In their discussions, Council members elaborated on some of the same reasons they gave last week when they voted on whether to put the bond before voters. Tom Serra had harsh words for residents who were unwilling to allow artificial turf on any city fields, calling them "outrageously close-minded", with "stubborn inflexibility." He said artificial turf was safe, "what do you deduct from ivy league schools having synthetic fields?"
He called for "reworking" of the bond ordinance, "it should be delayed so we can do it properly." The 4 Republican council members agreed with Serra.
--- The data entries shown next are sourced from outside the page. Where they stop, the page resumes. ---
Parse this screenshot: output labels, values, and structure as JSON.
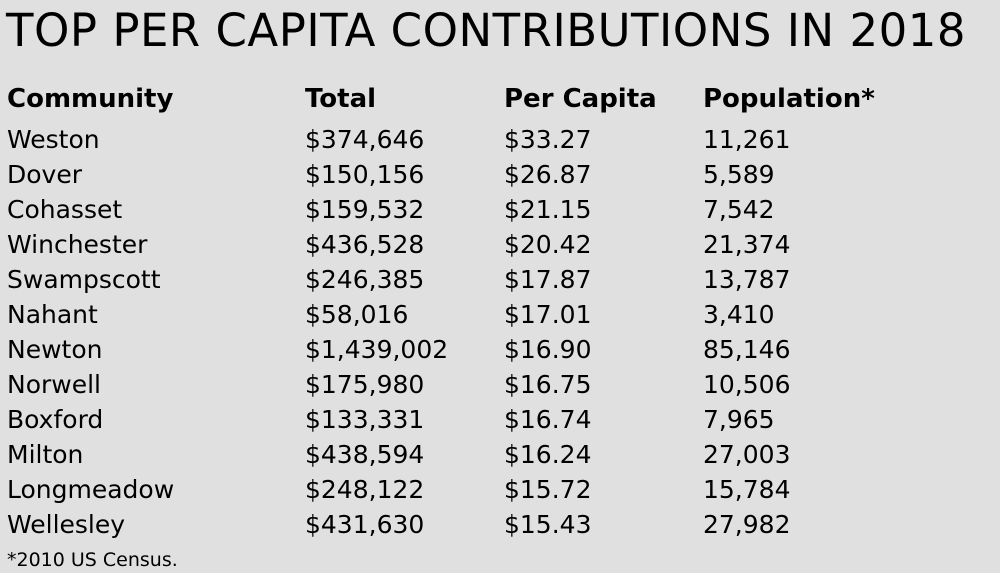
{
  "title": "TOP PER CAPITA CONTRIBUTIONS IN 2018",
  "table": {
    "headers": [
      "Community",
      "Total",
      "Per Capita",
      "Population*"
    ],
    "rows": [
      [
        "Weston",
        "$374,646",
        "$33.27",
        "11,261"
      ],
      [
        "Dover",
        "$150,156",
        "$26.87",
        "5,589"
      ],
      [
        "Cohasset",
        "$159,532",
        "$21.15",
        "7,542"
      ],
      [
        "Winchester",
        "$436,528",
        "$20.42",
        "21,374"
      ],
      [
        "Swampscott",
        "$246,385",
        "$17.87",
        "13,787"
      ],
      [
        "Nahant",
        "$58,016",
        "$17.01",
        "3,410"
      ],
      [
        "Newton",
        "$1,439,002",
        "$16.90",
        "85,146"
      ],
      [
        "Norwell",
        "$175,980",
        "$16.75",
        "10,506"
      ],
      [
        "Boxford",
        "$133,331",
        "$16.74",
        "7,965"
      ],
      [
        "Milton",
        "$438,594",
        "$16.24",
        "27,003"
      ],
      [
        "Longmeadow",
        "$248,122",
        "$15.72",
        "15,784"
      ],
      [
        "Wellesley",
        "$431,630",
        "$15.43",
        "27,982"
      ]
    ]
  },
  "footnote": "*2010 US Census."
}
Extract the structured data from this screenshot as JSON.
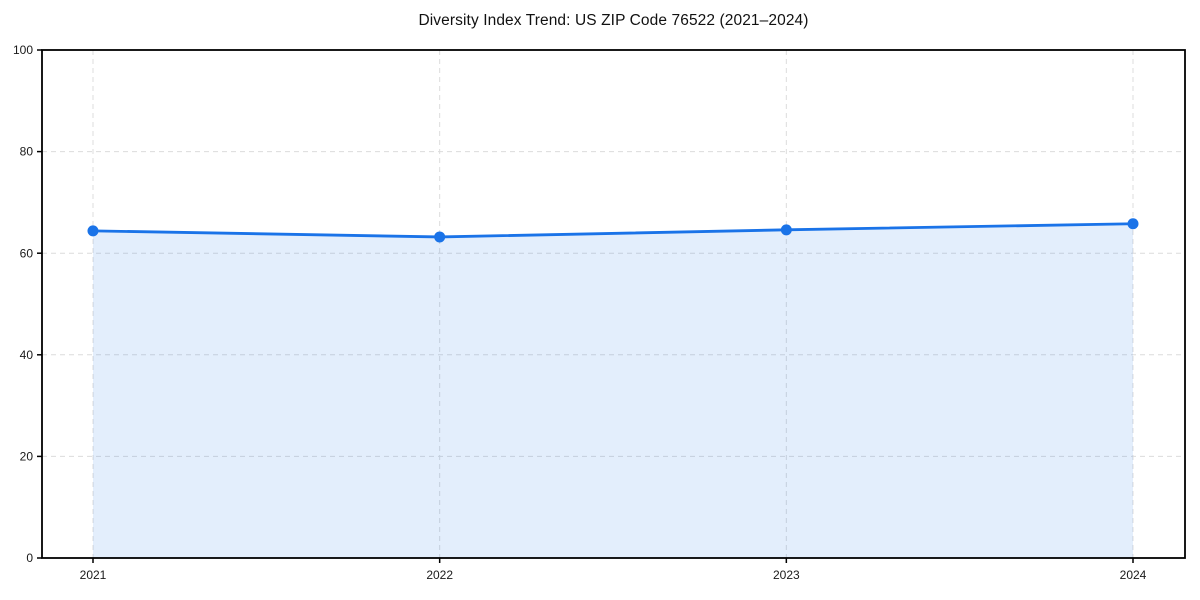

Sandra Russo-Driska said there needs to be a more detailed plan before she could support a bond of this magnitude, "We have a have a duty and a responsibility to present to the residents of this city the best possible plans."
In an interview with The Eye, Russo-Driska said she agrees that all fields should be natural grass, but that the lack of planning and the ongoing maintenance problems would not allow her to support the bond referendum.
Last week Seb Giuliano argued that the removal of artificial turf was equivalent to breaking Humpty Dumpty, and he castigated those who would not put him back together. This week he said that not only was the bond ordinance "failing to do so, it made Ole Humpty into an omelette." There was more, about too many ingredients, and people eating it up, and heartburn, but I am not sure this writer can do it justice.
Mary Bartolotta suggested that the real reason for opposition to the bond ordinance was something other than a lack of a detailed plan. She pointed out that before the issue of synthetic turf arose, not one of the bond opponents had raised any issues about insufficient information. Other Democrats reiterated what many of the speakers said, that it was time to move forward.